Para investor institusi terlihat melakukan akumulasi pada saham-saham perbankan blue-chip. Langkah ini dianggap sebagai strategi "safe haven" di mana investor memilih aset yang memiliki fundamental kuat dan likuiditas tinggi saat terjadi ketidakpastian politik atau kebijakan. Penguatan di sektor keuangan memberikan tekanan balik terhadap tekanan jual yang terjadi di sektor-sektor lainnya.
Namun, tidak semua sektor menikmati sentimen positif ini. Terdapat kontras yang cukup tajam jika kita melihat kinerja sektor utilitas dan properti. Kedua sektor ini justru mengalami tekanan jual yang cukup signifikan sepanjang perdagangan:
Mengapa Sektor Properti dan Utilitas Tertekan?
Tekanan pada sektor properti dan utilitas dapat dianalisis melalui kacamata kebijakan moneter. Sektor-sektor ini sangat sensitif terhadap perubahan suku bunga (interest rate sensitive). Berikut adalah beberapa alasan teknisnya:
Sensitivitas Suku Bunga: Sektor properti sangat bergantung pada kemampuan daya beli masyarakat yang dipengaruhi oleh suku bunga KPR. Ketidakpastian mengenai siapa pengganti Perry Warjiyo memicu spekulasi mengenai arah kebijakan suku bunga BI ke depan.

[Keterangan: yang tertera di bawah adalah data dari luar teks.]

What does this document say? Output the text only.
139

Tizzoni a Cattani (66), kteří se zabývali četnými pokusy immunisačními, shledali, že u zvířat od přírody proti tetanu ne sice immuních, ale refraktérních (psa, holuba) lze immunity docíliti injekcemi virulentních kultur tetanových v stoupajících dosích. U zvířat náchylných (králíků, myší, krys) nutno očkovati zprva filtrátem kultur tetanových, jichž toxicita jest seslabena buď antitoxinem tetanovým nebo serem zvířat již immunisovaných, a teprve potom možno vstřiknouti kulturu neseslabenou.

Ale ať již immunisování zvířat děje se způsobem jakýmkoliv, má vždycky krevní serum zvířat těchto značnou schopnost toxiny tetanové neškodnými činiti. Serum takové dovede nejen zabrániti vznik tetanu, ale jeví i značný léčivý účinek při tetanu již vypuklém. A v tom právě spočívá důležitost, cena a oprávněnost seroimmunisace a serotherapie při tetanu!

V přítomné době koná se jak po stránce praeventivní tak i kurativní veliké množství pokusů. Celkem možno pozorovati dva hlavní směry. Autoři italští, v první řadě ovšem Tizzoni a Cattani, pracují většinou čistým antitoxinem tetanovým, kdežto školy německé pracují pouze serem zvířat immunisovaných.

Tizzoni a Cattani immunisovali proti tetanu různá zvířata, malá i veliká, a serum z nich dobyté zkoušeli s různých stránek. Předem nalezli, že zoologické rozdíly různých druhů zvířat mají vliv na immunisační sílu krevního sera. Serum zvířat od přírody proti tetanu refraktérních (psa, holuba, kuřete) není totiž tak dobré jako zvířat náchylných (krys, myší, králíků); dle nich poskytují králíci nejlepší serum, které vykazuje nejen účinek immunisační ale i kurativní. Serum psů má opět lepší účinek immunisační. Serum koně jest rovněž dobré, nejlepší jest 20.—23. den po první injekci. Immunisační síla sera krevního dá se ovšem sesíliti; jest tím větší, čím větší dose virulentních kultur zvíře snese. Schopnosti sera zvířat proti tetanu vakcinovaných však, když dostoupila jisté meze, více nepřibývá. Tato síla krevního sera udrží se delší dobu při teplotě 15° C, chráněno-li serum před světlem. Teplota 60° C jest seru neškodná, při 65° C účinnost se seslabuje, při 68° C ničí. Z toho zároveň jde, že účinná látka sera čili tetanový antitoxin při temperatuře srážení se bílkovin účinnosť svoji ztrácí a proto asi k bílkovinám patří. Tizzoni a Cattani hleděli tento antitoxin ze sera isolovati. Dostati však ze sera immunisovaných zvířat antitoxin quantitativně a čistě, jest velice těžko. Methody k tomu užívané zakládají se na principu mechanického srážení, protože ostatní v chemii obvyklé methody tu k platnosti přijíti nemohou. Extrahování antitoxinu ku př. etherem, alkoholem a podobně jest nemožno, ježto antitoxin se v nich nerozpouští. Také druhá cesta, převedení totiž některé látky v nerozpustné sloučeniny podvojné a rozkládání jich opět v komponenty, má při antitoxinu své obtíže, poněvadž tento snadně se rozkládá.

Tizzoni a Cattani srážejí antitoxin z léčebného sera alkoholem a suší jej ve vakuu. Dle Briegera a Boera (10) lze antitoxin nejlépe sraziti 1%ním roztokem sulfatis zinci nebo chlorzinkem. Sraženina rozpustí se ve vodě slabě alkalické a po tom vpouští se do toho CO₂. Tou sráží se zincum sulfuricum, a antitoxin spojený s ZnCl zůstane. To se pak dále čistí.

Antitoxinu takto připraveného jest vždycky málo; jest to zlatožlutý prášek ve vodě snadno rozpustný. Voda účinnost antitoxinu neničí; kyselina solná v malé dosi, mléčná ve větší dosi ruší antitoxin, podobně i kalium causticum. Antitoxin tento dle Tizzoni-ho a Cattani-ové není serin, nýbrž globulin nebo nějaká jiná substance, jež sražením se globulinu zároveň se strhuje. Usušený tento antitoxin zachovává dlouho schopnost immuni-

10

Biaya Modal (Cost of Capital): Sektor utilitas, yang seringkali memiliki beban utang tinggi untuk proyek infrastruktur, sangat terdampak oleh fluktuasi suku bunga. Ketidakpastian kebijakan moneter membuat investor bersikap lebih hati-hati (wait and see) terhadap saham-saham di sektor ini.
Sentimen Risiko: Saat terjadi perubahan di level otoritas tinggi, investor cenderung menghindari sektor yang memiliki eksposur risiko terhadap kebijakan suku bunga dan lebih memilih sektor yang lebih defensif.